Quale è oggi il significato dell’istituto dell’affido?

«Sono state recentemente approvate la Modifiche alla legge 4 maggio 1983 n. 184, sul diritto alla continuità affettiva dei bambini e delle bambine in affido familiare. Come conseguenza l’affido, che dovrebbe avere come obiettivo il rientro nella famiglia d’origine, oggi consente l’adottabilità del minore da parte della famiglia affidataria, in ragione di una “continuità affettiva”. Questo diventa un diritto riconosciuto al minore. Il Giudice, quindi, nel decidere sull’adozione dovrà tener conto delle relazioni stabili e durature e dei legami affettivi significativi».

 

Questo cosa significa?

«Significa prima di tutto che l’affido si rafforza come piano inclinato verso l’adozione, nell’obiettivo di assicurare al minore una famiglia. Al contempo, il rilievo ora dato alla “continuità affettiva” può generare il rischio che l’istituto dell’adozione possa venire esteso come tale anche ai single, per i quali è ammesso l’affido dalla stessa legge n. 184/1983 (art.2)».

 

Anche la proposta di legge sulle unioni civili va in questa direzione?

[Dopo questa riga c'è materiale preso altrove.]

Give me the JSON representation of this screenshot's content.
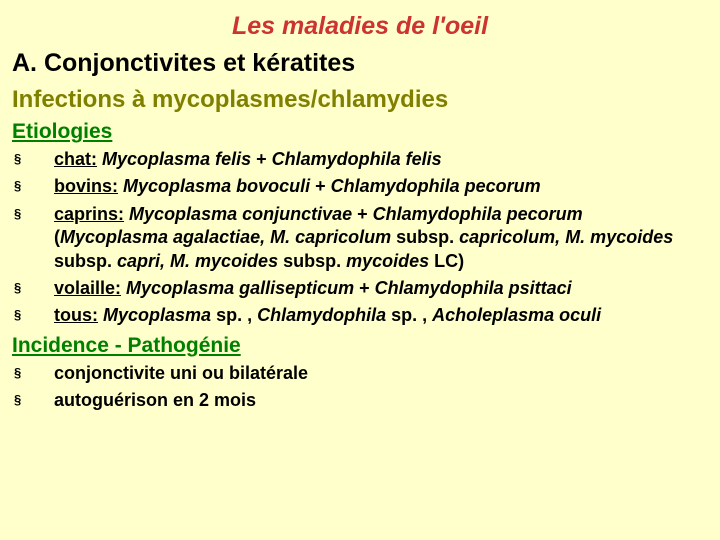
{
  "title": "Les maladies de l'oeil",
  "section_label": "A.  Conjonctivites et kératites",
  "subheading": "Infections à mycoplasmes/chlamydies",
  "etiologies": {
    "heading": "Etiologies",
    "items": [
      {
        "lead": "chat:",
        "italic_a": "Mycoplasma felis",
        "plus": " + ",
        "italic_b": "Chlamydophila felis"
      },
      {
        "lead": "bovins:",
        "italic_a": "Mycoplasma bovoculi",
        "plus": " + ",
        "italic_b": "Chlamydophila pecorum"
      },
      {
        "lead": "caprins:",
        "spacer": "   ",
        "italic_a": "Mycoplasma conjunctivae",
        "plus": " + ",
        "italic_b": "Chlamydophila pecorum",
        "extra_open": "(",
        "extra_i1": "Mycoplasma agalactiae, M. capricolum",
        "extra_t1": " subsp. ",
        "extra_i2": "capricolum, M. mycoides",
        "extra_t2": " subsp. ",
        "extra_i3": "capri, M. mycoides",
        "extra_t3": " subsp. ",
        "extra_i4": "mycoides",
        "extra_t4": " LC)"
      },
      {
        "lead": "volaille:",
        "italic_a": "Mycoplasma gallisepticum",
        "plus": " + ",
        "italic_b": "Chlamydophila psittaci"
      },
      {
        "lead": "tous:",
        "italic_a": "Mycoplasma",
        "t1": " sp. , ",
        "italic_b": "Chlamydophila",
        "t2": " sp. , ",
        "italic_c": "Acholeplasma oculi"
      }
    ]
  },
  "incidence": {
    "heading": "Incidence - Pathogénie",
    "items": [
      {
        "text": "conjonctivite uni ou bilatérale"
      },
      {
        "text": "autoguérison en 2 mois"
      }
    ]
  },
  "colors": {
    "background": "#ffffcc",
    "title": "#cc3333",
    "section": "#000000",
    "subheading": "#808000",
    "subsub": "#008000",
    "body": "#000000"
  },
  "fonts": {
    "title_size": 25,
    "section_size": 25,
    "subheading_size": 24,
    "subsub_size": 21,
    "body_size": 18
  }
}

«Apparentemente no. Se guardiamo all’incipit del Disegno di legge n. 2081/Senato, comunicato alla Presidenza in data 6 ottobre 2015, le unioni civili si configurano come “specifica formazione sociale” in adesione al dettato costituzionale dell’art. 2. In quanto tali, la loro configurazione non sembrerebbe rispondere a quanto richiesto oggi dalla natura giuridica dell’affido. Se però si introducesse quest’ultimo nell’attuale disegno di legge sulle unioni, si verificherebbe una contraddizione normativa, impugnabile e con esiti incerti anche in sede giudiziale».

 

Secondo lei, quindi, chi non condivide l’adozione per le coppie omosessuali non dovrebbe percorrere la strada dell’affido…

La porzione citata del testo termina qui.